A competitive rower since high school, Seiterle was the captain of the rowing team at Dartmouth College in 1997 when he set his sights on Canada’s 2000 Olympic team. Just after rowing in the Nation’s Cup Regatta in Milan, Italy, he was diagnosed with thyroid cancer. He underwent a thyroidectomy, followed by radioactive iodine treatments to destroy remaining cancer cells. The experience helped give Seiterle, then 23 years old, a new perspective from which to view life.

“You can’t control things that happen to you, but you can control how you respond to them,” he says, noting that the outlook applies even to the mistakes he might make when taking a stroke with an oar.

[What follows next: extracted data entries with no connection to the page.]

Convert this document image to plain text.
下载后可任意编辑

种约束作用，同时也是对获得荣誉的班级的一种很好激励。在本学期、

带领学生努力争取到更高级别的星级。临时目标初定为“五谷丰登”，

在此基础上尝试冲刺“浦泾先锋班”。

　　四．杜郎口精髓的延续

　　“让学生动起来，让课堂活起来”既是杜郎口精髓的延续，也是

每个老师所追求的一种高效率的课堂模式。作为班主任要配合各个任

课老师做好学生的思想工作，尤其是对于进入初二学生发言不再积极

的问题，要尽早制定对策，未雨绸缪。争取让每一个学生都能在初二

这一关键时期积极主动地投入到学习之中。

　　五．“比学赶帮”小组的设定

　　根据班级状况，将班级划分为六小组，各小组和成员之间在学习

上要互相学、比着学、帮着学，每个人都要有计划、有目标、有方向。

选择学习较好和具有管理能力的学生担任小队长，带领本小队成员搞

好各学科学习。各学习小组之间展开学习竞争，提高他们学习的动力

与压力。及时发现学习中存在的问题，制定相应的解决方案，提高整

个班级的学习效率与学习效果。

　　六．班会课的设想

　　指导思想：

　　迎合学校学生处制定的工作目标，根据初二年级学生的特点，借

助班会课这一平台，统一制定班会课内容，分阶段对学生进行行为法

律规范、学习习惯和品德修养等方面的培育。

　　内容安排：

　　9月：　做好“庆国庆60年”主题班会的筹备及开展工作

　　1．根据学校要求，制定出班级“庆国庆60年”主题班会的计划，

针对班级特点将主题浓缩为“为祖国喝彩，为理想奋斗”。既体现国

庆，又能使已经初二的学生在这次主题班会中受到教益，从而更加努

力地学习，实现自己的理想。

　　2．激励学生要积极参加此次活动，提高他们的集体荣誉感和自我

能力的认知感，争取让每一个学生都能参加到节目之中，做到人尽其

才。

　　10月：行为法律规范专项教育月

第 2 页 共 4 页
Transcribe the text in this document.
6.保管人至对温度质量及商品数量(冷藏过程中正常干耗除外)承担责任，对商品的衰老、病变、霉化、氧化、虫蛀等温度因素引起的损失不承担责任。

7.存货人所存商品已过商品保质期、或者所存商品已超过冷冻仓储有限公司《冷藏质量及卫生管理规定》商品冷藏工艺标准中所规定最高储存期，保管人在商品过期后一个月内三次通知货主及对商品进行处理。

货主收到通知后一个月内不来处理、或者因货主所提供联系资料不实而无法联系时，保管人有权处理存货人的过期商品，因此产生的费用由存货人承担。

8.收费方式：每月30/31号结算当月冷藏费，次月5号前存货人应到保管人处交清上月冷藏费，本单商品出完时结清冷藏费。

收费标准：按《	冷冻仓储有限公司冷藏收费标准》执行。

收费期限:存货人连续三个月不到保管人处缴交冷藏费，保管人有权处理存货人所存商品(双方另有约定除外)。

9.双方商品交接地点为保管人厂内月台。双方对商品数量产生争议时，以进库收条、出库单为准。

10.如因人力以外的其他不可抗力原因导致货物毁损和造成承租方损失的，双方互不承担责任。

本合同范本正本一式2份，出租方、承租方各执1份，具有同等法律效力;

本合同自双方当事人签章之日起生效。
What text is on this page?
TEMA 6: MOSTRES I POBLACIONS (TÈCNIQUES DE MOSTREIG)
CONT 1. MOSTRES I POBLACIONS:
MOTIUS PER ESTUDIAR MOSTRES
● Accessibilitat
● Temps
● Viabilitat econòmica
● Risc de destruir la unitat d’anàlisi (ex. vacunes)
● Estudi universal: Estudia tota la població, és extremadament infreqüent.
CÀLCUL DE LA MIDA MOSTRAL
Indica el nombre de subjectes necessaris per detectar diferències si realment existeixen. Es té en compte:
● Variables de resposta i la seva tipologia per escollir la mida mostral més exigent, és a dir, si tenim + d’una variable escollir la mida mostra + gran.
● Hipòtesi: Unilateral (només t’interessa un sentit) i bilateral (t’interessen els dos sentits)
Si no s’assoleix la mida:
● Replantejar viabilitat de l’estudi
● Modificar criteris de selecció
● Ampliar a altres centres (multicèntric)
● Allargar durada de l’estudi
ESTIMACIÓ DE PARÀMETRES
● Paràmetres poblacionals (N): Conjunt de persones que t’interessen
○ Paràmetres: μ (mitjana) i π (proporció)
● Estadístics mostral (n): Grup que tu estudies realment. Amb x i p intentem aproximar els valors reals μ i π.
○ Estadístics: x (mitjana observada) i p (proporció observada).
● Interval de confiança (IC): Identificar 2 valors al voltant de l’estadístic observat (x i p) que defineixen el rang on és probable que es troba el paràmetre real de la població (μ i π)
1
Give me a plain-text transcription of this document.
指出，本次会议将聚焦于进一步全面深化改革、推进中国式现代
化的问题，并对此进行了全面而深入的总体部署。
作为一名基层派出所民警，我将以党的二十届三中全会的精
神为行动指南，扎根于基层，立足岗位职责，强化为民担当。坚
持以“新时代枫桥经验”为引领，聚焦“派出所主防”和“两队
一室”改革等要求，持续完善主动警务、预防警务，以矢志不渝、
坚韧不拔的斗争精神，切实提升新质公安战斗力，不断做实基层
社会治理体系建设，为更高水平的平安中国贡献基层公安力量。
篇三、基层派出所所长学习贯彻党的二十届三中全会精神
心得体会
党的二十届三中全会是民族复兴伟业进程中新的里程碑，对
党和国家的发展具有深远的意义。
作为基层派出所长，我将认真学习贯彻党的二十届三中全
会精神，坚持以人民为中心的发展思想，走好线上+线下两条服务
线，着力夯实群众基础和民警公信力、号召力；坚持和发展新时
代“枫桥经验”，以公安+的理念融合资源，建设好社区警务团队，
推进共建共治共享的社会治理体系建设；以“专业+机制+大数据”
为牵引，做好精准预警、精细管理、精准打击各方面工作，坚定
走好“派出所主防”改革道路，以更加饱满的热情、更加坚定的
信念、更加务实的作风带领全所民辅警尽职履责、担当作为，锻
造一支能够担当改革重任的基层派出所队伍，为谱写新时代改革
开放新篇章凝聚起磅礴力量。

“You can’t change the past,” he says. “You can only change the next one.”

No more than three weeks after surgery, Seiterle was back on the water. He rowed for Canada in the men’s double scull in the 2000 Olympics. After finishing a disappointing 13th in the two-man competition, he returned to training, setting out for the Olympics again.

Seiterle enrolled in the Simon School in 2002 and continued training, often rowing alone on the Genesee River and the Erie Canal. Ron Schmidt, the Joseph and Janice Willett Distinguished Scholar, remembers the self-discipline and focus his student showed in the classroom.

“There was a confidence in him, a willingness to do what is necessary,” Schmidt says. At the same time, Seiterle lacked the affectation that could’ve come with his athletic achievements.

“Dominic was not about himself,” Schmidt says. “My guess is, if a stranger sits down, he could talk to Dom for a half hour without learning about that medal.”

Some of those miles Seiterle rowed for others. In the summer 2003, he rowed roughly 81 miles across Lake Ontario to raise money for the James P. Wilmot Cancer Center at the Medical Center and for Camp Trillium, a Canadian support center for children suffering from cancer. Seiterle then took a year off from his studies, heading to Victoria to train for the 2004 Olympics. During tryouts for the Canadian team, a deadly blood infection knocked him out of the running.

Seiterle recovered and returned to Simon to complete his education. After graduating, he married and took a job in communications for British Columbia’s provincial government. He continued to train on his own until he joined Canada’s national team, where he practiced as many as four times a day, six days a week during the year before the Olympics. His bosses allowed him to work only a few hours a week, but the schedule was still grueling, even for someone in top shape.

“I can probably count on one hand how many weeks during the past I was not thinking at every practice, ‘Am I going to make it through this?’” he says.

Seiterle’s son was born while his father was at a qualifying heat at the 2007 world rowing championships in Munich, Germany. During the month before the Olympics, he focused only on training.

Then, on that glorious day in Beijing, the Canadian men crossed that last finish line. How did Seiterle feel?

“It was 50 percent excitement and 50 percent relief,” he says. “I did make a good choice when I decided to come back to rowing.”

Mike Costanza ’89 (MA) is a Rochester-based freelance writer.